Fabian Grosse, University of Strathclyde, Mathematics and Statistics, Glasgow, United Kingdom, Neil Banas, University of Strathclyde, Glasgow, United Kingdom, Trevor Martin Sloughter, University of Strathclyde, Department of Mathematics & Statistics, Glasgow, United Kingdom, Marie Porter, Scottish Association for Marine Science, Oban, United Kingdom, Jinlun Zhang, University of Washington, Seattle, WA, United States and Ingrid Ellingsen, SINTEF Ocean, Trondheim, Norway
High-latitude marine food webs are fundamentally shaped by magnitude, timing, and composition of phytoplankton blooms. In the Arctic, the growth environment for phytoplankton is rapidly changing due to the loss of seasonal sea ice in the marginal ice zone. Understanding the response of phytoplankton to changes in sea ice is therefore crucial for estimating potential future changes in the Arctic ecosystem. Coupled physical-biogeochemical, three-dimensional models are useful tools to understand ecosystem dynamics under given environmental conditions. However, these models are often developed and calibrated for specific regions, not necessarily accounting for regional differences in hydrodynamics or biogeochemistry. In addition, they are costly in terms of computing resources and time, complicating their use for interregional multi-model comparisons of, e.g. spring bloom dynamics. Here, we present a new cost-effective ‘sandbox’ framework for interregional comparisons of biogeochemical models for the case of two Arctic shelf seas: the Bering and Barents Seas.
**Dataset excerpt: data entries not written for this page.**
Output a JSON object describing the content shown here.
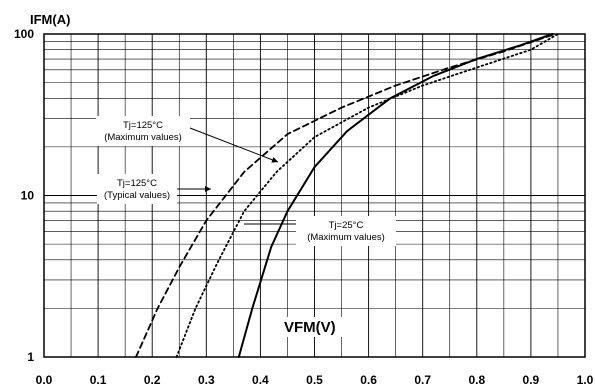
{
  "chart_data": {
    "type": "line",
    "title": "",
    "xlabel": "VFM(V)",
    "ylabel": "IFM(A)",
    "xlim": [
      0.0,
      1.0
    ],
    "ylim": [
      1,
      100
    ],
    "yscale": "log",
    "grid": true,
    "x_ticks": [
      "0.0",
      "0.1",
      "0.2",
      "0.3",
      "0.4",
      "0.5",
      "0.6",
      "0.7",
      "0.8",
      "0.9",
      "1.0"
    ],
    "y_ticks": [
      "1",
      "10",
      "100"
    ],
    "series": [
      {
        "name": "Tj=125°C (Maximum values)",
        "style": "dashed",
        "x": [
          0.17,
          0.21,
          0.25,
          0.3,
          0.37,
          0.45,
          0.55,
          0.65,
          0.75,
          0.85,
          0.945
        ],
        "y": [
          1,
          2,
          3.6,
          7,
          14,
          24,
          35,
          48,
          62,
          78,
          100
        ]
      },
      {
        "name": "Tj=125°C (Typical values)",
        "style": "dotted",
        "x": [
          0.245,
          0.28,
          0.32,
          0.37,
          0.43,
          0.5,
          0.6,
          0.7,
          0.8,
          0.9,
          0.95
        ],
        "y": [
          1,
          2,
          3.8,
          8,
          14,
          23,
          35,
          48,
          62,
          80,
          100
        ]
      },
      {
        "name": "Tj=25°C (Maximum values)",
        "style": "solid",
        "x": [
          0.36,
          0.385,
          0.42,
          0.45,
          0.5,
          0.56,
          0.64,
          0.72,
          0.8,
          0.88,
          0.94
        ],
        "y": [
          1,
          2,
          4.8,
          8,
          15,
          25,
          40,
          55,
          70,
          85,
          100
        ]
      }
    ],
    "annotations": [
      {
        "line1": "Tj=125°C",
        "line2": "(Maximum values)"
      },
      {
        "line1": "Tj=125°C",
        "line2": "(Typical values)"
      },
      {
        "line1": "Tj=25°C",
        "line2": "(Maximum values)"
      }
    ]
  }
}
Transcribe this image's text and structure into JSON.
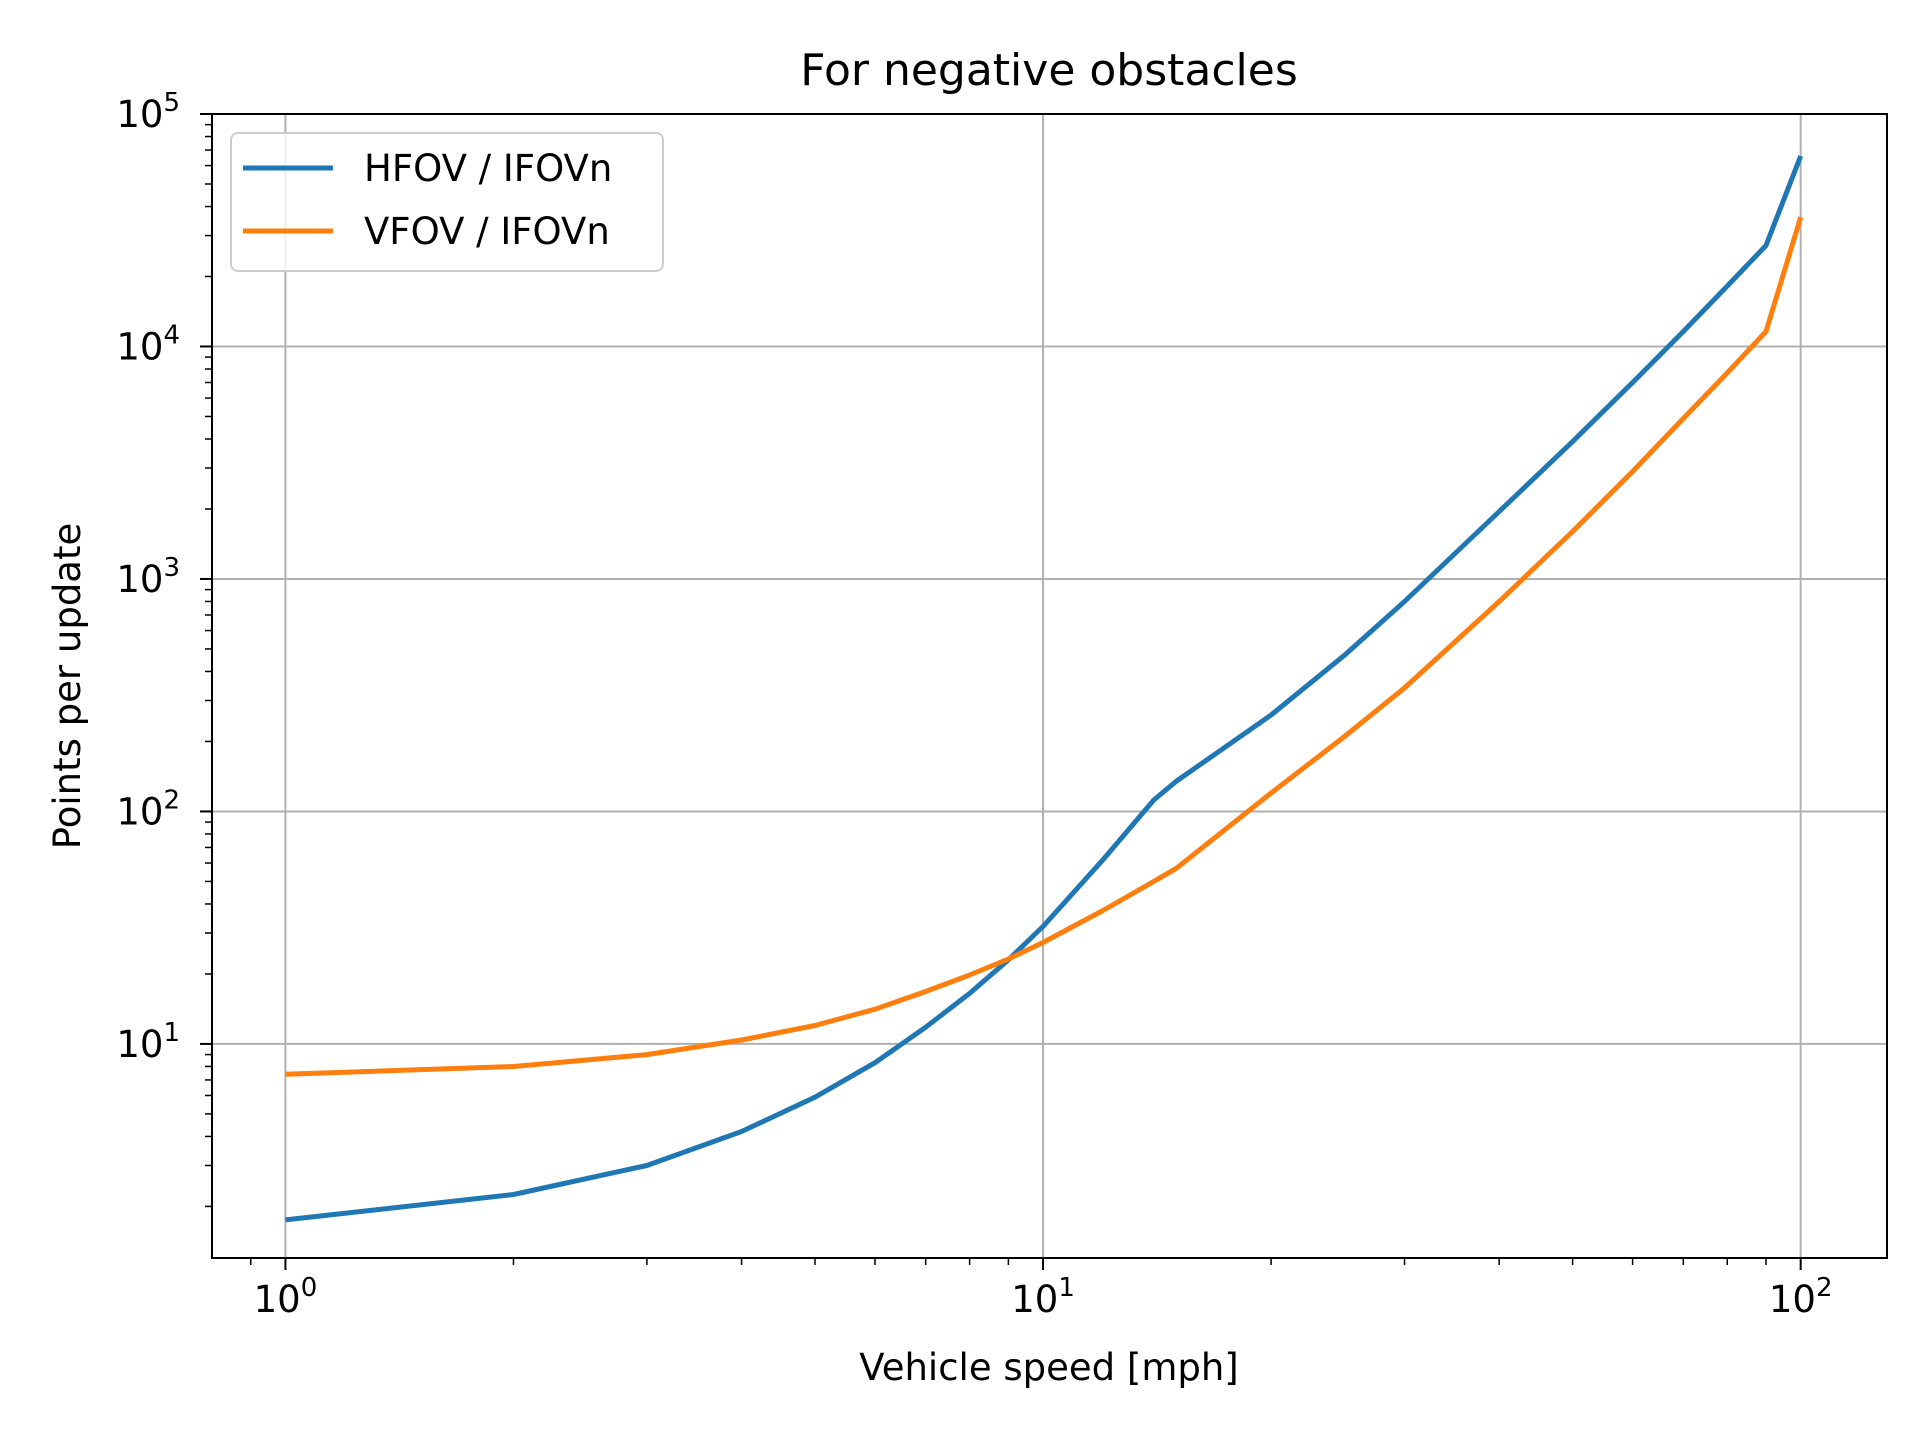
{
  "chart_data": {
    "type": "line",
    "title": "For negative obstacles",
    "xlabel": "Vehicle speed [mph]",
    "ylabel": "Points per update",
    "xscale": "log",
    "yscale": "log",
    "xlim": [
      0.8,
      130
    ],
    "ylim": [
      1.2,
      100000
    ],
    "grid": true,
    "legend_position": "top-left",
    "x_ticks": [
      {
        "value": 1,
        "mantissa": "10",
        "exponent": "0"
      },
      {
        "value": 10,
        "mantissa": "10",
        "exponent": "1"
      },
      {
        "value": 100,
        "mantissa": "10",
        "exponent": "2"
      }
    ],
    "y_ticks": [
      {
        "value": 10,
        "mantissa": "10",
        "exponent": "1"
      },
      {
        "value": 100,
        "mantissa": "10",
        "exponent": "2"
      },
      {
        "value": 1000,
        "mantissa": "10",
        "exponent": "3"
      },
      {
        "value": 10000,
        "mantissa": "10",
        "exponent": "4"
      },
      {
        "value": 100000,
        "mantissa": "10",
        "exponent": "5"
      }
    ],
    "x": [
      1,
      2,
      3,
      4,
      5,
      6,
      7,
      8,
      9,
      10,
      12,
      14,
      15,
      20,
      25,
      30,
      40,
      50,
      60,
      70,
      80,
      90,
      100
    ],
    "series": [
      {
        "name": "HFOV / IFOVn",
        "color": "#1f77b4",
        "values": [
          1.75,
          2.25,
          3.0,
          4.2,
          5.9,
          8.3,
          11.8,
          16.5,
          23,
          32,
          62,
          112,
          135,
          260,
          470,
          800,
          1950,
          3900,
          7000,
          11600,
          18200,
          27200,
          66000
        ]
      },
      {
        "name": "VFOV / IFOVn",
        "color": "#ff7f0e",
        "values": [
          7.4,
          8.0,
          9.0,
          10.4,
          12.0,
          14.1,
          16.8,
          19.8,
          23.2,
          27.3,
          37.5,
          50,
          57,
          120,
          210,
          340,
          800,
          1600,
          2900,
          4900,
          7700,
          11600,
          36000
        ]
      }
    ]
  }
}
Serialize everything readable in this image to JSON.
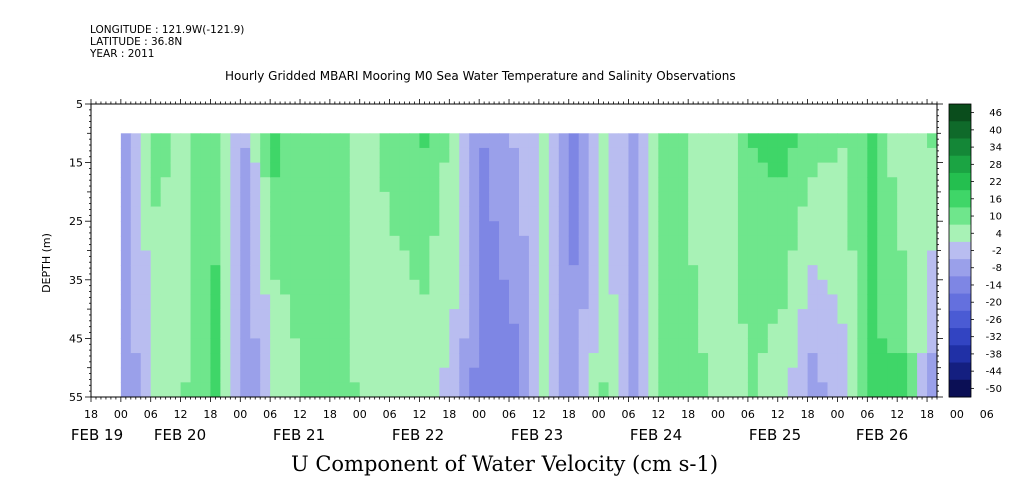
{
  "header": {
    "longitude": "LONGITUDE : 121.9W(-121.9)",
    "latitude": "LATITUDE : 36.8N",
    "year": "YEAR : 2011"
  },
  "chart_data": {
    "type": "heatmap",
    "title": "Hourly Gridded MBARI Mooring M0 Sea Water Temperature and Salinity Observations",
    "xlabel": "U Component of Water Velocity (cm s-1)",
    "ylabel": "DEPTH (m)",
    "y_reversed": true,
    "ylim": [
      5,
      55
    ],
    "y_ticks": [
      5,
      15,
      25,
      35,
      45,
      55
    ],
    "data_depth_range": [
      10,
      55
    ],
    "x_range_hours": [
      "2011-02-19 18:00",
      "2011-02-26 20:00"
    ],
    "x_hour_ticks": [
      "18",
      "00",
      "06",
      "12",
      "18",
      "00",
      "06",
      "12",
      "18",
      "00",
      "06",
      "12",
      "18",
      "00",
      "06",
      "12",
      "18",
      "00",
      "06",
      "12",
      "18",
      "00",
      "06",
      "12",
      "18",
      "00",
      "06",
      "12",
      "18",
      "00",
      "06",
      "12",
      "18"
    ],
    "x_date_labels": [
      "FEB 19",
      "FEB 20",
      "FEB 21",
      "FEB 22",
      "FEB 23",
      "FEB 24",
      "FEB 25",
      "FEB 26"
    ],
    "colorbar": {
      "levels": [
        "46",
        "40",
        "34",
        "28",
        "22",
        "16",
        "10",
        "4",
        "-2",
        "-8",
        "-14",
        "-20",
        "-26",
        "-32",
        "-38",
        "-44",
        "-50"
      ],
      "colors": [
        "#0a4d1c",
        "#0f6a2a",
        "#148737",
        "#1ba443",
        "#24bf4f",
        "#3fd668",
        "#6fe68c",
        "#a8f2b6",
        "#b9bdf0",
        "#9aa0ea",
        "#7e86e4",
        "#6470de",
        "#4a5bd4",
        "#3244c2",
        "#2030a6",
        "#141f80",
        "#0b0f55"
      ]
    },
    "velocity_column_profile_cm_s": {
      "description_units": "cm s-1",
      "times": [
        "02-20 00",
        "02-20 06",
        "02-20 12",
        "02-20 18",
        "02-21 00",
        "02-21 06",
        "02-21 12",
        "02-21 18",
        "02-22 00",
        "02-22 06",
        "02-22 12",
        "02-22 18",
        "02-23 00",
        "02-23 06",
        "02-23 12",
        "02-23 18",
        "02-24 00",
        "02-24 06",
        "02-24 12",
        "02-24 18",
        "02-25 00",
        "02-25 06",
        "02-25 12",
        "02-25 18",
        "02-26 00",
        "02-26 06",
        "02-26 12",
        "02-26 18"
      ],
      "surface_values": [
        -4,
        12,
        8,
        14,
        -2,
        18,
        10,
        12,
        6,
        14,
        16,
        8,
        -8,
        -2,
        4,
        -10,
        6,
        -6,
        14,
        8,
        4,
        16,
        18,
        12,
        10,
        18,
        4,
        10
      ],
      "bottom_values": [
        -6,
        4,
        10,
        18,
        -8,
        4,
        12,
        14,
        8,
        4,
        6,
        2,
        -14,
        -10,
        4,
        -6,
        10,
        -4,
        10,
        12,
        8,
        10,
        6,
        -4,
        2,
        16,
        18,
        -4
      ]
    }
  }
}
Our sandbox consists of a flow-following water-column model mimicking the biogeochemical components of two models developed for the Bering Sea: the Biology-Ice-Ocean Modeling and Assimilation System (BIOMAS) and a nutrient-phytoplankton-zooplankton-detritus (NPZD) model developed based on observations from the Bering Ecosystem Study/Bering Sea Integrated Ecosystem Research Program (BEST/BSIERP). Our sandbox uses physical fields simulated by the three-dimensional models BIOMAS and SINMOD (with the latter developed for the Barents Sea). We compare the two biogeochemical models in both Bering Sea and Barents Sea during the spring bloom period, and discuss both regional differences and differences in model dynamics. In addition, we provide a comparison with high-resolution, season-spanning glider data from the Barents Sea obtained within the Arctic PRIZE project to assess the models’ strengths and limitations, and to discuss potential future improvements.